後日、術使いには魔術書が、前衛には身を守る防具が渡される。
本人の希望を優遇するとも言われたので、明日は欲しい物を教官へ伝えておけばいい。
ジャンギ曰く販売物を特別に回すとのことで、もう店販売できる武具が揃った部分に死神たちは驚かされた。
「なぁ、お前は何をもらっとくんだ?俺は、やっぱー鎧だな!」
帰り道で小島に話を振られ、しばし考えた後に原田は答える。
「そうだな……頭を守れる物がいいかと思っているんだが」
「鎧じゃなくて?」と驚く水木には「鎧を着たら動きにくくなりそうだし」と答え、原田はチラッと後ろを歩く神坐へ視線を送る。
「ん、どれか一つ選べってんなら頭防具の選択は悪くないぜ」
背後からの答えにホッと安堵の溜息をついた。
「けど、いいなー。防具もらえるんだ」
羨ましがる水木に、小島も言い返す。
「えー?呪文書だってイイじゃんか。
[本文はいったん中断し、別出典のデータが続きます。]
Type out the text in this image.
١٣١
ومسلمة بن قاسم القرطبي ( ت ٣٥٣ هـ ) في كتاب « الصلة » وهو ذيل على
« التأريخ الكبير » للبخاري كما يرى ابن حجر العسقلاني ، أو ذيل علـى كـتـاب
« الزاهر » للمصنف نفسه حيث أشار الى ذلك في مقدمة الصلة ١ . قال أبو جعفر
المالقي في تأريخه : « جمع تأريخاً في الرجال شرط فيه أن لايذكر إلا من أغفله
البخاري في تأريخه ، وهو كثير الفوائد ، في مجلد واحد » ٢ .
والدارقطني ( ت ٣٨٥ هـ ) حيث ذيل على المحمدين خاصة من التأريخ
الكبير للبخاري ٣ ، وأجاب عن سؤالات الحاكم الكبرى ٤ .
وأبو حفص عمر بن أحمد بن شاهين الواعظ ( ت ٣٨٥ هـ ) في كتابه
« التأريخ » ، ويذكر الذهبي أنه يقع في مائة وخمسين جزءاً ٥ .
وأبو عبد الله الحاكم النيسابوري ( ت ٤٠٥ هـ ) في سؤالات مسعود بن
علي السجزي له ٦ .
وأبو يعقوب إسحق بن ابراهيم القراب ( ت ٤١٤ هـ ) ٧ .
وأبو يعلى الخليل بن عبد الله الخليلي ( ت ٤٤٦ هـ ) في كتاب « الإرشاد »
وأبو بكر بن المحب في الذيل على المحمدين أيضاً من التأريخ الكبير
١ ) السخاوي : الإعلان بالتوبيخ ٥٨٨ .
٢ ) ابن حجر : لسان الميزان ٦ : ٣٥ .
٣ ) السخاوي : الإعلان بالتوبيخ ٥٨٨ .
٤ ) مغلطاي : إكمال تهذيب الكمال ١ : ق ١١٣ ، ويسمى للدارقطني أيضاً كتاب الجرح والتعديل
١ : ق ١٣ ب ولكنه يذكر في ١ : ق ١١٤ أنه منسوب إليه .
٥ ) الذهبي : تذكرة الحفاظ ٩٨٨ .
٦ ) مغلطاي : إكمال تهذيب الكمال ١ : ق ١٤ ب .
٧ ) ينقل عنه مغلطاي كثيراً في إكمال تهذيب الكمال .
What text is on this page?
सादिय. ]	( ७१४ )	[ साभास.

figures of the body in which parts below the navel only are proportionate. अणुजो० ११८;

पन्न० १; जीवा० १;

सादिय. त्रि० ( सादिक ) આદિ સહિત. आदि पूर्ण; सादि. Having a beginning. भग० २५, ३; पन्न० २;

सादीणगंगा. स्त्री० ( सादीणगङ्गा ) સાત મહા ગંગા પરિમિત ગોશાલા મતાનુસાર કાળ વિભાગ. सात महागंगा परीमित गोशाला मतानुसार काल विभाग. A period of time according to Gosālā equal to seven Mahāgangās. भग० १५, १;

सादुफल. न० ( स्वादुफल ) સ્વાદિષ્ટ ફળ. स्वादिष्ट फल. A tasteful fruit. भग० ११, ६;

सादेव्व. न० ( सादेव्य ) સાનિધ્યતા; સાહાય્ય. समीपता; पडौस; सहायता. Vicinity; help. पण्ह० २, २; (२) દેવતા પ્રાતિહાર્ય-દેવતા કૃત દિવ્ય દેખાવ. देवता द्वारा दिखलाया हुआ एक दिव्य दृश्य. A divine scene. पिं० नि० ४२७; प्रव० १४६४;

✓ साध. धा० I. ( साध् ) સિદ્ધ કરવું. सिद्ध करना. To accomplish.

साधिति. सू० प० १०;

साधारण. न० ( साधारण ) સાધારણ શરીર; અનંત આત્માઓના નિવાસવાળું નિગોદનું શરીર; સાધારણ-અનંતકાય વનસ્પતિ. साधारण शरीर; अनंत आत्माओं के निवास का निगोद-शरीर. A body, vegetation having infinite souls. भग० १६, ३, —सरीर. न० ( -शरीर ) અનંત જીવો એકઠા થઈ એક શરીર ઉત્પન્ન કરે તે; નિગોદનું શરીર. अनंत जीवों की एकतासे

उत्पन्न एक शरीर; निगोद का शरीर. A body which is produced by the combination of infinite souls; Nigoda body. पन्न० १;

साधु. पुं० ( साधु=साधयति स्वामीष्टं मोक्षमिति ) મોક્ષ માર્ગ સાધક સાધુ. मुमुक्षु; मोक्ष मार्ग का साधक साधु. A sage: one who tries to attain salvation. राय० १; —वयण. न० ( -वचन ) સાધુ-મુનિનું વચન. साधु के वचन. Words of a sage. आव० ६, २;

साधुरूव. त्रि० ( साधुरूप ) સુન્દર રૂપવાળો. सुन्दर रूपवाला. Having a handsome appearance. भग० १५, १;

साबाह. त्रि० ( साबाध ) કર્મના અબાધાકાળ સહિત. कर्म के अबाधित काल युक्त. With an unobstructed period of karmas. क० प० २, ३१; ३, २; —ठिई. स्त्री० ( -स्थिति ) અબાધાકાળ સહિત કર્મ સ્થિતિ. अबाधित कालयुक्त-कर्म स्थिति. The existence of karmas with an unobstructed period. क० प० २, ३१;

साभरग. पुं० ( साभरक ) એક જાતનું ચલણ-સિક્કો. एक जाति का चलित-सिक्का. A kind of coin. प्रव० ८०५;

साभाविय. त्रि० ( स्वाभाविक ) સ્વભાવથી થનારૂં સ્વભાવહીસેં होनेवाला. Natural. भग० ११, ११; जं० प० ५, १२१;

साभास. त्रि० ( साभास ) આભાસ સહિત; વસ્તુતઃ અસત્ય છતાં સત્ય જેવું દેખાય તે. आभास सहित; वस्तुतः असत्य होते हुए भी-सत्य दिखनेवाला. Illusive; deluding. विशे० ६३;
新しい手数が増えるんだぞ」
「覚えなきゃいけない呪文が一つ増えるんだよ?はぁー、魔法は呪文が最大のネックだよねぇ」
憂鬱な溜息を漏らす水木を原田も慰めた。
「戦法は一つでも多いほうがいい。水木は、どんな魔法を覚えるつもりなんだ?」
「あ、えっとね、防御っぽいやつがいいかなって!結界は無理だけど、魔法を防げるやつが欲しいかも」
自分に答えた時とは打って変わって満面の笑顔で原田に答える水木を見ながら、小島の足が止まる。
我が家についたのだ。
あとは夕飯を食べて寝るだけの時間だが、冒険の興奮は未だ冷めやらない。
「なぁ、これからちょっとだけ訓練してかねぇ?」
小島の提案に食いついたのは神坐だ。
「いいねぇ、俺が見ていてやるよ。なんだったら模擬戦闘したって構わないぜ」
「え!今からやるのぉ!?」と驚く水木と「是非お願いします!」と頭を下げた原田は、小島や神坐と連れ立って空き地へ歩いていった。